When I had a beard I use to trim DW with my beard shaper. Bzzt, titter, bzzt, titter, bzzt...happy days. Also I'm the one who plucks the rogue chin hairs, which come out with a most satisfying "sproing!".

herecomethepotatoes · 14/05/2016 07:11

My husband likes company / conversation. All the bloody time!

Asking me what I'm doing in the bathroom usually results in "fuck off, I'm trying to shave my armpits" or "I've started my period. Want more details?" He usually scarpers quickly.

BertrandRussell · 14/05/2016 07:37

"IPersonally I walk about starkers and if my "Mummy maintenance" isn't up to scratch DH points and shouts "Buuuush!" grin"

I can't decide which is more disturbing- this or "mummy maintainance"

Or the fact that so many women don't seem to be able to use the bathroom in peace without detailed explanations.

Thelastegg · 14/05/2016 08:18

Am still giggling now at your comment re telling him about the car "while he's cool about shit."

And still giggling too at QuimWilde's username.

GinSolvesEverything · 14/05/2016 08:29

I call it life admin.

Maintenance tasks that need doing every few weeks - roots / Brazilian / toe shellac etc. it's life admin!

Leigh1980 · 14/05/2016 08:34

My DP and I shave our faces together in the morning, shaving cream and all 😂 I've really bad chin and neck hair. Laser hasn't worked, my hormones are fine and I get it threaded once a month to keep it from getting stubbly, but I still have to shave daily. He thinks it's cute, in fact I wouldn't care either way tbh. My ex was the same, it didn't phase him at all. He calls it our bonding session lol.
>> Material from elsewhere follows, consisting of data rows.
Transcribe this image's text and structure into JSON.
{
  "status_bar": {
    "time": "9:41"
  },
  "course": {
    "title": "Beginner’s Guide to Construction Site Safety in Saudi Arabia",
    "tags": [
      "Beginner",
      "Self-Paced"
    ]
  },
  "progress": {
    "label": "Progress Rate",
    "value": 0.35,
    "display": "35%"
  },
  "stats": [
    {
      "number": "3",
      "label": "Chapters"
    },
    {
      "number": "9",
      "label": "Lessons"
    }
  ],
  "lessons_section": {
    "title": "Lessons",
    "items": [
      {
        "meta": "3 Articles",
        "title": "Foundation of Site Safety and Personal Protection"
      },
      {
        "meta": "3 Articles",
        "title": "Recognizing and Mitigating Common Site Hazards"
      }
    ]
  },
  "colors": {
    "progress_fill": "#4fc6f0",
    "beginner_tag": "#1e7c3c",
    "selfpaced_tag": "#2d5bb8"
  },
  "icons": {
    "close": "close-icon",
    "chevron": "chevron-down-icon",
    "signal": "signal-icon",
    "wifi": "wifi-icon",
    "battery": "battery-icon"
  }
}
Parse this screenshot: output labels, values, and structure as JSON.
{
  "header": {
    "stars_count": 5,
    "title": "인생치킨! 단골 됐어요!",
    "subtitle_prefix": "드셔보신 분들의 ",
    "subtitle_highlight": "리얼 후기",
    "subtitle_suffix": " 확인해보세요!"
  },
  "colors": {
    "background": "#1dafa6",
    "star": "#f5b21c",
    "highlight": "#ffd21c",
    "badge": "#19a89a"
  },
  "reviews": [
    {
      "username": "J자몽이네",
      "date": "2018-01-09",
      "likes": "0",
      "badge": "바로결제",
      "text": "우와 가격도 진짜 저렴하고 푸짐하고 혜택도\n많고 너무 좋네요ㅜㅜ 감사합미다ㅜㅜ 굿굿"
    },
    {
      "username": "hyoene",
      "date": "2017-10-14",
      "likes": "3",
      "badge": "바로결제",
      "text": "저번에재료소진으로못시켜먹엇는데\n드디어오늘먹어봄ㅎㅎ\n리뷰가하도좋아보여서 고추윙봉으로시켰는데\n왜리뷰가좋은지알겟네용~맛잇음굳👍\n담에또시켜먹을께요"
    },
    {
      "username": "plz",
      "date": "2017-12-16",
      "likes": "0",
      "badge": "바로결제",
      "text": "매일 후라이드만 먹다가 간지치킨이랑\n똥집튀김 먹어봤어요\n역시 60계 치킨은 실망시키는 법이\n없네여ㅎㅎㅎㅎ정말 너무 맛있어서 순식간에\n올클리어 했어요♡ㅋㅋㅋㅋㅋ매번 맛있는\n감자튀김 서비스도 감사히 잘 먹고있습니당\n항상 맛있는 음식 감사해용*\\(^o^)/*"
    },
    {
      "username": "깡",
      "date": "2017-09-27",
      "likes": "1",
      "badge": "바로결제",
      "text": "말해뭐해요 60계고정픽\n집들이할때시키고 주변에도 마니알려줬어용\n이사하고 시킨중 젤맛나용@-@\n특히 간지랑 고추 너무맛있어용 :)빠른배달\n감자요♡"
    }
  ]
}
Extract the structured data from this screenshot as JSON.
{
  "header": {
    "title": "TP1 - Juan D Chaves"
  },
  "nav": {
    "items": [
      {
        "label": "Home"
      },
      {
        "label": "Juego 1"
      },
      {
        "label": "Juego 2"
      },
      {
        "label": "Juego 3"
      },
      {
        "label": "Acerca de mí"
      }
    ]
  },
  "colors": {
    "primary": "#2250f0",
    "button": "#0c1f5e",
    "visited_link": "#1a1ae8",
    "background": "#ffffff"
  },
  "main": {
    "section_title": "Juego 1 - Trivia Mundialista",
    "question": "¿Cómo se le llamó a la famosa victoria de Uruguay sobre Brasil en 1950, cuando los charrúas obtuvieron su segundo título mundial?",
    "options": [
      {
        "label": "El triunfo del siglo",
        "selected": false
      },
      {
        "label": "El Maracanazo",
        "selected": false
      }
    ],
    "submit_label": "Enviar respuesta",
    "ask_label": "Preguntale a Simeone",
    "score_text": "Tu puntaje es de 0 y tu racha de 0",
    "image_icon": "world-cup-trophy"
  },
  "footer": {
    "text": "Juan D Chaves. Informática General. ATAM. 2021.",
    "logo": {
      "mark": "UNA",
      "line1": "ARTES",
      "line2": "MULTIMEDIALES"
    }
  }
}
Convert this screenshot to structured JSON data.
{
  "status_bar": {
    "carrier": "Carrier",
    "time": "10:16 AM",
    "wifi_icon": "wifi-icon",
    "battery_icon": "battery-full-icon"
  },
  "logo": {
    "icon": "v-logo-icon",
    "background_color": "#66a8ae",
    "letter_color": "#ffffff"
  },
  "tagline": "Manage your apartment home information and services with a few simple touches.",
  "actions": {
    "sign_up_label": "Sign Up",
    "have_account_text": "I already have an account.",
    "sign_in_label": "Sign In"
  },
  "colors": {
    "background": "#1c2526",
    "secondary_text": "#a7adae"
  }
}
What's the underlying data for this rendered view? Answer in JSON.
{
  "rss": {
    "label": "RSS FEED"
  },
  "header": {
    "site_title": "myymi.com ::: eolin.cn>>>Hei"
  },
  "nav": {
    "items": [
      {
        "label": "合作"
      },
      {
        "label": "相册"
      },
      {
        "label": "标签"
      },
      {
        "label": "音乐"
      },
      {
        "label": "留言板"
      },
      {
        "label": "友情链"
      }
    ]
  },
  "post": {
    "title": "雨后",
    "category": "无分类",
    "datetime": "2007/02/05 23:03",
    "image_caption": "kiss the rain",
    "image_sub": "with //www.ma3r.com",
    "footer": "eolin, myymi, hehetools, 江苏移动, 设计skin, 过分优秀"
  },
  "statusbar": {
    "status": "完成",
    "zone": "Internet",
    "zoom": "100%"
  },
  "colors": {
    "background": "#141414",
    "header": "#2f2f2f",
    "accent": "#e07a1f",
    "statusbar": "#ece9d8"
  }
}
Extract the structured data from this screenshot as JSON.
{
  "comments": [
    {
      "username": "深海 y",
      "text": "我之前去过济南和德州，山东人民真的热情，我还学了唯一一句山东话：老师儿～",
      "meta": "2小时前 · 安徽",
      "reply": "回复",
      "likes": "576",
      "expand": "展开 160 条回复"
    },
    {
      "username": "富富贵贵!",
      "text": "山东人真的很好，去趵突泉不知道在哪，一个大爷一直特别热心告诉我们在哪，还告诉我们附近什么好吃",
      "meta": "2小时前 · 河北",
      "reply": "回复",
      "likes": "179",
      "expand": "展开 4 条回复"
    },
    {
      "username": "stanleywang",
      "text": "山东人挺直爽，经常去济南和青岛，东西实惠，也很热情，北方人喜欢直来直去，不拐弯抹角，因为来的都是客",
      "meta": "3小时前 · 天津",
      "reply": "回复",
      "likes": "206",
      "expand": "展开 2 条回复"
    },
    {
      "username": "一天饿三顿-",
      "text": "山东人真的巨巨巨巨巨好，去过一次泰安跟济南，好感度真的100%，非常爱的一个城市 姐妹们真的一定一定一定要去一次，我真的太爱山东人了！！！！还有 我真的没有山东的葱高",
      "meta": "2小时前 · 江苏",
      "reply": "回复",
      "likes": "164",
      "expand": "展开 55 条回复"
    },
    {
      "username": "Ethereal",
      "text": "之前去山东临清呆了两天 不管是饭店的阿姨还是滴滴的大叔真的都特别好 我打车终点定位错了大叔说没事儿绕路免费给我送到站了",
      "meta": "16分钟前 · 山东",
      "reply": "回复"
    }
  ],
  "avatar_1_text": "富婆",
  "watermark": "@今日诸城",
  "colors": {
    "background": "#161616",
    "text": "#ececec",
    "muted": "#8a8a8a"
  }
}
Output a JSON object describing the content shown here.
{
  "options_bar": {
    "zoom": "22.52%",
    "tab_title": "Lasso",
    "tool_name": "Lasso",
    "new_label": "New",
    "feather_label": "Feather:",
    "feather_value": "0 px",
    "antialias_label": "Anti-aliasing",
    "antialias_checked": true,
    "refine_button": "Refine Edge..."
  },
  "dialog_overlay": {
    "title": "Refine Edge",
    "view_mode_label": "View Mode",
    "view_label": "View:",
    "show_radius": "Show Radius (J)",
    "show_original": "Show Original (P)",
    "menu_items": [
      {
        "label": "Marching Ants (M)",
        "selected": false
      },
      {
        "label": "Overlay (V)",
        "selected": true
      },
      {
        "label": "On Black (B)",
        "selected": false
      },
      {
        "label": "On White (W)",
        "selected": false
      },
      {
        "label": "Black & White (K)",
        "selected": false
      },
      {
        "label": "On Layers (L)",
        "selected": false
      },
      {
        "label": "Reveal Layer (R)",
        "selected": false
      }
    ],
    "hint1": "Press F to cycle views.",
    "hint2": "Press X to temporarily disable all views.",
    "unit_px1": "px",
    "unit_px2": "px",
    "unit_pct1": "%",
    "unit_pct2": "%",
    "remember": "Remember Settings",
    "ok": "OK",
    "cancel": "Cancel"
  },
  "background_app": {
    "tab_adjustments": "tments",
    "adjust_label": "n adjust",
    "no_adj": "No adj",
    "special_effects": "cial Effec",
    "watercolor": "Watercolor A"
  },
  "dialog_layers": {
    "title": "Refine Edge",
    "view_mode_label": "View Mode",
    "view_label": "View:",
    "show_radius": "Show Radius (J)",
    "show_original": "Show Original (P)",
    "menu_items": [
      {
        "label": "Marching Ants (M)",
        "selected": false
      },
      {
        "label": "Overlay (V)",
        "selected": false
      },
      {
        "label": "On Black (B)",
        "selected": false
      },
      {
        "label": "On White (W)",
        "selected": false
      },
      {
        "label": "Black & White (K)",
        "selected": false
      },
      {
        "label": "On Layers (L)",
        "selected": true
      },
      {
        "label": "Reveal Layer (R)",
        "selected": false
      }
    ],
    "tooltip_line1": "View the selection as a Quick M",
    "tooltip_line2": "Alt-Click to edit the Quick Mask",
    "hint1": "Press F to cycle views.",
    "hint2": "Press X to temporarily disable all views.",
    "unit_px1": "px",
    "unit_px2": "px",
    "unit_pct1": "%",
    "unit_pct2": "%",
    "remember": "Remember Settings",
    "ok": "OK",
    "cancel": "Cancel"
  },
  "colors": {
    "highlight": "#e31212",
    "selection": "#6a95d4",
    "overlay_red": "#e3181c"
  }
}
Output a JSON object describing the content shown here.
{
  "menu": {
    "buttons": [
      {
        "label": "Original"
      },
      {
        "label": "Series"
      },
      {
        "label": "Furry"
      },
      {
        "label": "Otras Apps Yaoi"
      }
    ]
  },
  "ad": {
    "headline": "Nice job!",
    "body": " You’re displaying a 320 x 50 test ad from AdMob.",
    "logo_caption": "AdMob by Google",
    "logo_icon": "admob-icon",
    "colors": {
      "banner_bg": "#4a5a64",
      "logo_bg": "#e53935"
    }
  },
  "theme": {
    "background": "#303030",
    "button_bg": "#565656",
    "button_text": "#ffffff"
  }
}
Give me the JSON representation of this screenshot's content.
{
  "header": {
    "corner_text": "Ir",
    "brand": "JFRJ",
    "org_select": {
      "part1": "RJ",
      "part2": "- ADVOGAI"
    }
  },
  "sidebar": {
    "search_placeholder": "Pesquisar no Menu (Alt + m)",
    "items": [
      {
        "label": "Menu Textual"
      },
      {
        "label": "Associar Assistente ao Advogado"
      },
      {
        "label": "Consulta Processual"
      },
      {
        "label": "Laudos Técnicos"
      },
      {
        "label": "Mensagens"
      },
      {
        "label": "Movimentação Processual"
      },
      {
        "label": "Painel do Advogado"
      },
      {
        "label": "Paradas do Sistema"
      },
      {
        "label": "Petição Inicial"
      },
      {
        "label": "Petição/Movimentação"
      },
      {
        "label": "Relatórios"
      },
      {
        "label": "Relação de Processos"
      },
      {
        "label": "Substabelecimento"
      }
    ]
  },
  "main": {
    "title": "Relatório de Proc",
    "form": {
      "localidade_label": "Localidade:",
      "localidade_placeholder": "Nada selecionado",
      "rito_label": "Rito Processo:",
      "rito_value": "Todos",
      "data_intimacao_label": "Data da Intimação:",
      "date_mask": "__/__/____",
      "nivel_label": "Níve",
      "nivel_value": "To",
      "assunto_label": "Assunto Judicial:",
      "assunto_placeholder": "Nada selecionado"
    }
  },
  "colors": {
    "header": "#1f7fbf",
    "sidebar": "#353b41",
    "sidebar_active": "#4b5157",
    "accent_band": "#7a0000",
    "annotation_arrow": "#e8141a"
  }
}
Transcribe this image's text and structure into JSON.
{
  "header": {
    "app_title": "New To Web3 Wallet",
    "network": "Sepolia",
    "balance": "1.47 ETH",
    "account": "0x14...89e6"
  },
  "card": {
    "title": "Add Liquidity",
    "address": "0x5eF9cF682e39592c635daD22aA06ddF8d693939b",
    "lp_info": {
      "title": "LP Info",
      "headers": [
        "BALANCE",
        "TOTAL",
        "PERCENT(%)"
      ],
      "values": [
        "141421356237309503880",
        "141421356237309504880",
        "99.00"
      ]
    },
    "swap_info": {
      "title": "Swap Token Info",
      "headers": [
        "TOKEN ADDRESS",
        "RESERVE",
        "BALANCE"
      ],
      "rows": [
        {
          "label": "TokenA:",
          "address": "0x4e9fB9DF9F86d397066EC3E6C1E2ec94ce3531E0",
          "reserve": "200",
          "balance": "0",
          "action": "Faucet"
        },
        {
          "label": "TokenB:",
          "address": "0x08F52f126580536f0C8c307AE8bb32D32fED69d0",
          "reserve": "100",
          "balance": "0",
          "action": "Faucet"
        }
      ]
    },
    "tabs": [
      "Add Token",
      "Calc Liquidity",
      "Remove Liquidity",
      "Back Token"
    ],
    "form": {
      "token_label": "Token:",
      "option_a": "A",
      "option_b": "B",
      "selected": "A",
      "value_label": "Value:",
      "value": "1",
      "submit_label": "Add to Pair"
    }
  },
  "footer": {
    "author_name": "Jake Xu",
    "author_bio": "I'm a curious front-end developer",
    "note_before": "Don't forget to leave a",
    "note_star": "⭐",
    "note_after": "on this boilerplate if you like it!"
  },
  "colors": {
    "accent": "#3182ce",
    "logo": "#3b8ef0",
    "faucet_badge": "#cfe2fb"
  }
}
BertrandRussell · 14/05/2016 08:35

"I call it life admin.

Maintenance tasks that need doing every few weeks - roots / Brazilian / toe shellac etc. it's life admin!"

They don't "need doing" you know. You choose to do them.

UmbongoUnchained · 14/05/2016 08:36

gin I really like "life admin"

I'm stealing that one.

LightDrizzle · 14/05/2016 08:51

I don't normally have to refer to it, I just get on with it, but I have been known to reference my personal grooming, as in "Fuck me! I need to shave my legs, I look like a centaur."

I think I call it personal grooming. My husband is unfazed.

HeresashatinaboxpAt · 14/05/2016 09:54

Love life admin!
May have drunkenly deleted my account and now have set up a new one whoops!